開幕前の評価に反してセ・リーグ首位の座を掴んだ中日のスタートダッシュ成功の立役者は、3月31日の巨人戦から5番・一塁でスタメン起用された福田永将(26)だ。2回、先頭打者でいきなりホームラン。この試合4打数3安打2打点の活躍で勝利に貢献すると、4月2日の巨人戦でも決勝2ランを放ち、2年ぶりの同一カード3連勝を呼び込んだ。
入団9年目の今年まで一軍に定着できなかった苦労人。昨秋のキャンプで、臨時コーチの土井正博氏の指導で才能が開花したといわれる。「人のアドバイスにきちんと耳を傾ける性格」(球団関係者)と、チーム内の評判も上々だ。
今年のオープン戦17試合で4本塁打13打点、打率.483と打ちまくって猛アピールした、そんな福田を抜擢したのは、森繁和ヘッドコーチの“お手柄”だったといわれている。

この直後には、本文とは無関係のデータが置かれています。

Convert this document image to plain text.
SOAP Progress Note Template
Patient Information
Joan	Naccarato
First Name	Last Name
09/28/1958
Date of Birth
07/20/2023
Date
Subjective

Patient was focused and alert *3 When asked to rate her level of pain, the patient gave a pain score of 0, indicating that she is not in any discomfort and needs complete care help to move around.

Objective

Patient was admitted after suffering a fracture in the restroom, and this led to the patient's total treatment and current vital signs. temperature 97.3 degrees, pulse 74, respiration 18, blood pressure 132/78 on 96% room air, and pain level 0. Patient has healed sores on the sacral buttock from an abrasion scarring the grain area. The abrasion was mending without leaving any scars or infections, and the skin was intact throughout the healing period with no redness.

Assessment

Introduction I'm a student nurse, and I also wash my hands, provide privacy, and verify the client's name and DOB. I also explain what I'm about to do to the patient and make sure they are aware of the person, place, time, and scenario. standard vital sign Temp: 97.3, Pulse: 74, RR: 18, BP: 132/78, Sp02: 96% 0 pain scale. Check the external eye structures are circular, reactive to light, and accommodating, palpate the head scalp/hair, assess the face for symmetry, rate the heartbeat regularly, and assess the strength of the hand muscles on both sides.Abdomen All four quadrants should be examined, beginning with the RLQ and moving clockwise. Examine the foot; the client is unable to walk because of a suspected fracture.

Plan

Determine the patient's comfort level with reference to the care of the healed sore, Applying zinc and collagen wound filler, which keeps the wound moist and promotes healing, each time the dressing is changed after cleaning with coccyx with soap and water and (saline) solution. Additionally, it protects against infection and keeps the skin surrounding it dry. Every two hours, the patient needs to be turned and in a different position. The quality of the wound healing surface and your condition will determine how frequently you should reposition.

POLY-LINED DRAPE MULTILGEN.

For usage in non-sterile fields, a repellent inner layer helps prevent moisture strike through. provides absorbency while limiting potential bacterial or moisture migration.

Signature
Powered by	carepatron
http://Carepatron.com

開幕カードで阪神に3連敗した大阪遠征の際、森コーチは食事に訪れた大阪のフグ料理店で店主からフグの置物をプレゼントされ、ナゴヤドームのベンチに飾った。ちょうど一塁を守る森野将彦が故障離脱して代役を探していた折、フグ=福ということで福田の起用を決めたという嘘のようなエピソードがチーム内で囁かれている。森コーチの閃きが、思わぬ快進撃をもたらした。